No es ninguna novedad que el terrorismo ha polarizado las tendencias electorales. El Acuerdo de Ajuria Enea, firmado en enero de 1998, marcó el inicio de una nueva etapa en la lucha contra ETA marcada, entre otros aspectos, por una creciente concienciación social del problema. El agregado de voto nacionalista fue creciendo convocatoria a convocatoria hasta las elecciones de 1990, en que fueron respaldadas por un 57, 78 % de los electores, que se elevaría al 65,5 % si se incluye en este grupo a Euskadiko Ezkerra, una formación fronteriza entre el nacionalismo y el autonomismo. Fue su techo histórico. A partir de ese año, las candidaturas nacionalistas fueron perdiendo peso hasta un mínimo del 48,28 % en el 2009. Exceptuado este proceso electoral, su suelo hay que situarlo en el 2001. Entonces lograron un 52,42 % de los votos, coincidiendo con el momento más bajo de HB, que entonces solo obtuvo un 10,04 %. Las elecciones coincidieron con el punto álgido del rebrote terrorista tras la ruptura de la tregua trampa de 1998.

Los dos polos dentro del bloque nacionalista han sido el PNV y HB, con EA de bisagra. El crecimiento del primero ha ido en detrimento del segundo. La batalla por la hegemonía en este bando la ha ganado el partido de Urkullu, aunque ha perdido siete puntos y retrocedido casi al nivel de 1998. Bildu, por su parte, ha obtenido los mejores resultados de su historia, beneficiado por el fin de la violencia etarra. No obstante, queda por debajo del 29,5 % de los votos que sumaron en 1990 HB y EA. La explicación hay que buscarla en el batacazo que se ha llevado en Guipúzcoa, donde su criticada gestión le ha hecho perder 13 puntos respecto a los comicios forales del 2011.

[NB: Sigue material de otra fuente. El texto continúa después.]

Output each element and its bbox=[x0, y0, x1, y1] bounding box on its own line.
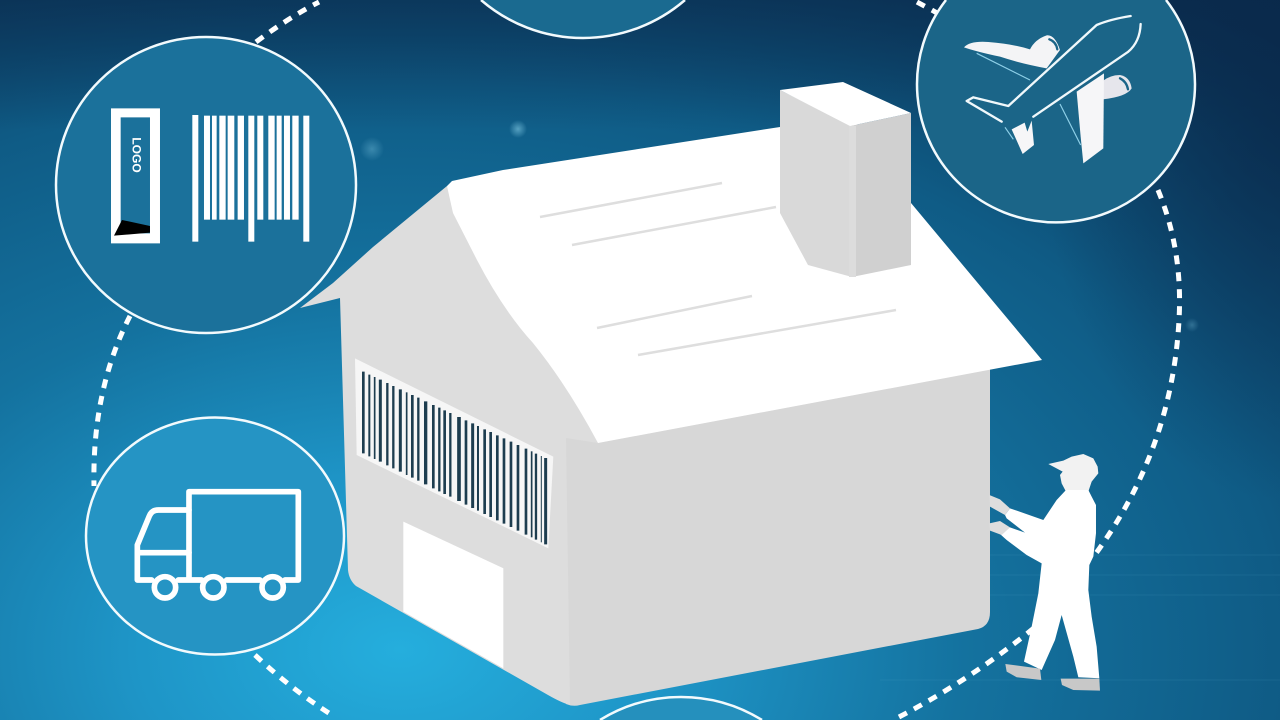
circle: airplane bbox=[917, 0, 1195, 222]
chimney bbox=[780, 82, 911, 277]
circle: label and barcode bbox=[56, 37, 356, 333]
left wall with gable overhang bbox=[300, 186, 600, 705]
circle: top (cropped) bbox=[481, 0, 685, 38]
circle: bottom (cropped) bbox=[600, 697, 762, 720]
loading door bbox=[403, 522, 503, 668]
roof bbox=[447, 115, 1042, 443]
warehouse worker bbox=[989, 454, 1100, 691]
roof lines bbox=[540, 183, 896, 355]
right wall bbox=[560, 360, 990, 706]
worker head and cap bbox=[1048, 454, 1098, 492]
icon: airplane bbox=[964, 16, 1141, 163]
icon: delivery truck bbox=[137, 492, 298, 598]
icon: shipping label bbox=[111, 108, 160, 243]
logo text on label: LOGO bbox=[130, 137, 144, 173]
warehouse building bbox=[300, 82, 1042, 706]
worker shoes bbox=[1005, 664, 1041, 680]
worker body bbox=[1000, 490, 1099, 678]
icon: barcode bbox=[192, 115, 309, 242]
worker hands bbox=[989, 495, 1010, 535]
background particles bbox=[360, 120, 1199, 332]
circle: delivery truck bbox=[86, 418, 344, 654]
barcode window on wall bbox=[355, 358, 553, 668]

El bloque constitucionalista, dominado por PSE y PP, fue aumentando su peso electoral desde el 29,36 % de 1990 hasta un máximo del 40,69 % en el 2001. A excepción, claro, del 2009, cuando la ausencia de la plataforma abertzale colocó a los autonomistas 1,33 puntos por debajo de los nacionalistas. Esa circunstancia propició la única experiencia de Gobierno no nacionalista. Los dos partidos que lo apoyaron han perdido 125.000 votos, 14 puntos y 12 escaños. Un desastre que se explica no solo por la gestión, sino también como el pago de la factura por la excepcionalidad del 2009. Los socialistas repiten, en porcentaje de voto, los resultados de 1990, aunque su mínimo histórico, tras la integración de EE, corresponde a 1994. El PP no tenía unos resultados tan negativos desde 1990. El ciclo ha durado 22 años.